By William Goss | Box Office Round-Ups | August 24, 2009 |

By William Goss | Box Office Round-Ups | August 24, 2009 |


In a summer that gave us Transformers: The End of Western Civilization As We Know It, it’s heartening to see people turn out in ample numbers to see the mostly subtitled and fairly smart likes of District 9 last week and Inglourious Basterds this week. Granted, they each happen to have a violent climax that goes well with popcorn, but after the former managed an opening weekend of $37 million as what one presumes was the unofficial last hurrah of summer, Basterds racked up the exact same amount this time around, helping keep the Weinsteins marginally afloat and screwing with proper spelling and historical consistency for generations to come. (D-9 was number two with $18.9m, for what it’s worth.)
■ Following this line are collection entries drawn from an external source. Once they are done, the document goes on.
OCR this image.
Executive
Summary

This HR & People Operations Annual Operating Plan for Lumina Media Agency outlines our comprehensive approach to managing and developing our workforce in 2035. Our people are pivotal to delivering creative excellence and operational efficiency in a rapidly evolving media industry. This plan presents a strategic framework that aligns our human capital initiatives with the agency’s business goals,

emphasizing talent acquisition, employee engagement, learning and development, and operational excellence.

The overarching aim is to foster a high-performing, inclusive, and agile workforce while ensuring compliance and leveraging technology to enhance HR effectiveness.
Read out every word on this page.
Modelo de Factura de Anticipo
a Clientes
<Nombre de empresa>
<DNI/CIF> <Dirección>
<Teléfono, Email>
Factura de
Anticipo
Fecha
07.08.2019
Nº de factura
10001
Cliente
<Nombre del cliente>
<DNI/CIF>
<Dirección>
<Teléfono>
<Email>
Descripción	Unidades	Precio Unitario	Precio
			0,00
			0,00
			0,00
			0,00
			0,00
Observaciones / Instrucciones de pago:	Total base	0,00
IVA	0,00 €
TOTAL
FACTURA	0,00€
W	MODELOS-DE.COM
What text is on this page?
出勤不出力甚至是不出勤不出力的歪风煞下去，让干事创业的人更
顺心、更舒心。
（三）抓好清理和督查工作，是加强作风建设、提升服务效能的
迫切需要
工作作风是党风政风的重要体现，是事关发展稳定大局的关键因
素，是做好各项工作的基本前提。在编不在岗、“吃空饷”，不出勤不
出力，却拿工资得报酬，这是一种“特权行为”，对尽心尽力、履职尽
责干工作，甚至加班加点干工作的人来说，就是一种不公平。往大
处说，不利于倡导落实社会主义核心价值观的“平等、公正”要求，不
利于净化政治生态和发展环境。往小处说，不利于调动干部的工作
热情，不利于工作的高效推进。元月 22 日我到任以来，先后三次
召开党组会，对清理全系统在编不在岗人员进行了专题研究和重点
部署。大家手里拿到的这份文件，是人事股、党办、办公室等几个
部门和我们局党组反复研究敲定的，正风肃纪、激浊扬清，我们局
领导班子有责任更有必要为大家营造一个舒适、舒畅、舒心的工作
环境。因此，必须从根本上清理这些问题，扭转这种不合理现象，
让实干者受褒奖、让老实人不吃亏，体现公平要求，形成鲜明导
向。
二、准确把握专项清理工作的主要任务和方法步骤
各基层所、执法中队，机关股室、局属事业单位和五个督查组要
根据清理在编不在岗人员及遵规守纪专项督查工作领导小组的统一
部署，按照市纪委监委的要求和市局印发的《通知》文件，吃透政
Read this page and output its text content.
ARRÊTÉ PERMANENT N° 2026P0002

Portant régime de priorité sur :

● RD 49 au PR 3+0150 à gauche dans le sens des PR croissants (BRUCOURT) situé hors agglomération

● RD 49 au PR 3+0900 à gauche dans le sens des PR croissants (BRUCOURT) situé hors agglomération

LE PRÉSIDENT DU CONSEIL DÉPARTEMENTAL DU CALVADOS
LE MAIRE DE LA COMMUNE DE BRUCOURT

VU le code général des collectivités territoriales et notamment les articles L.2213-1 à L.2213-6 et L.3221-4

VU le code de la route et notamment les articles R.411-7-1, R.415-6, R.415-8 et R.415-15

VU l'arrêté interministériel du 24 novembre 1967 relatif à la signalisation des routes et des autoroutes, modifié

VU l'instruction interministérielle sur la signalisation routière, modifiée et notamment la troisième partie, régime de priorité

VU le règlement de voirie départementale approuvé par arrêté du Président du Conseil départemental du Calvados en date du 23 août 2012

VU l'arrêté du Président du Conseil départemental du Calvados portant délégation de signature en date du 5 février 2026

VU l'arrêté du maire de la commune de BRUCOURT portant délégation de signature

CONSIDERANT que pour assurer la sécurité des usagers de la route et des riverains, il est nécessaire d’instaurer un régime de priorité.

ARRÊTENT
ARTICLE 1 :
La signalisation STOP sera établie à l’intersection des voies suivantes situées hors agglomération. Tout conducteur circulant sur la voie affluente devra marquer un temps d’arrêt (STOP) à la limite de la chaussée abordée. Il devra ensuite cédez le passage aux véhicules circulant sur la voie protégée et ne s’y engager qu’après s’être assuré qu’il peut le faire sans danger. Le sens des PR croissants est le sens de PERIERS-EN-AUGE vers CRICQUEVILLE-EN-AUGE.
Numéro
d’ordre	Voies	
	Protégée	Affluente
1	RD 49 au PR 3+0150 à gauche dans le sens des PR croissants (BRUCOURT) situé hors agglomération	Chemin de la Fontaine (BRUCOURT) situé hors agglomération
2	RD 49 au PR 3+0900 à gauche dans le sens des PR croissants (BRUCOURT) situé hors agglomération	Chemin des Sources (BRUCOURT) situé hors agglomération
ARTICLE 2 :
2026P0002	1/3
It’s all the more impressive because said future generations couldn’t turn out to either R-rated film on their own, leaving them to buy tickets for G.I. Joe: The Rise of Cobra (number three, $12.5 million) instead and then sneak in while the ushers weren’t looking. Or they went with their girlfriends to The Time Traveler’s Wife (number four, $10 million), seeing as they already knew the ending (thanks, McAdams) and were thus guaranteed some head in return for the timely supply of tissues. (Barring that, they went to see Julie & Julia — number five, $9 million — and settled for handjobs.)

The other half of the unofficial Grindhouse reunion didn’t turn out as hot, as Robert Rodriguez’s Shorts drew in a mere $6.6 million in sixth place — even less than Aliens in the Attic had when dumped as the token family option a few weeks back. At any rate, something tells me that Leslie Mann, Kat Dennings and William H. Macy’s mustache will all escape this particularly spazzy anthology unscathed, though it should be noted that this, G-Force and Harry Potter (number seven and eight, respectively) were all more welcome family options than the week’s other wide release, Post Grad, which opened at number ten with $2.8 million, likely insuring that star Alexis Bledel sticks to Sin City sequels and the next adventures of the Traveling Pants.

The Ugly Truth clung to the Top Ten at number nine. (500) Days of Summer dropped to number 13. Somewhere, Guess Who! strokes himself.

Something called My One and Only opened to the largest per-screen average of the week. It stars Renee Zellweger. I bet she squints in it.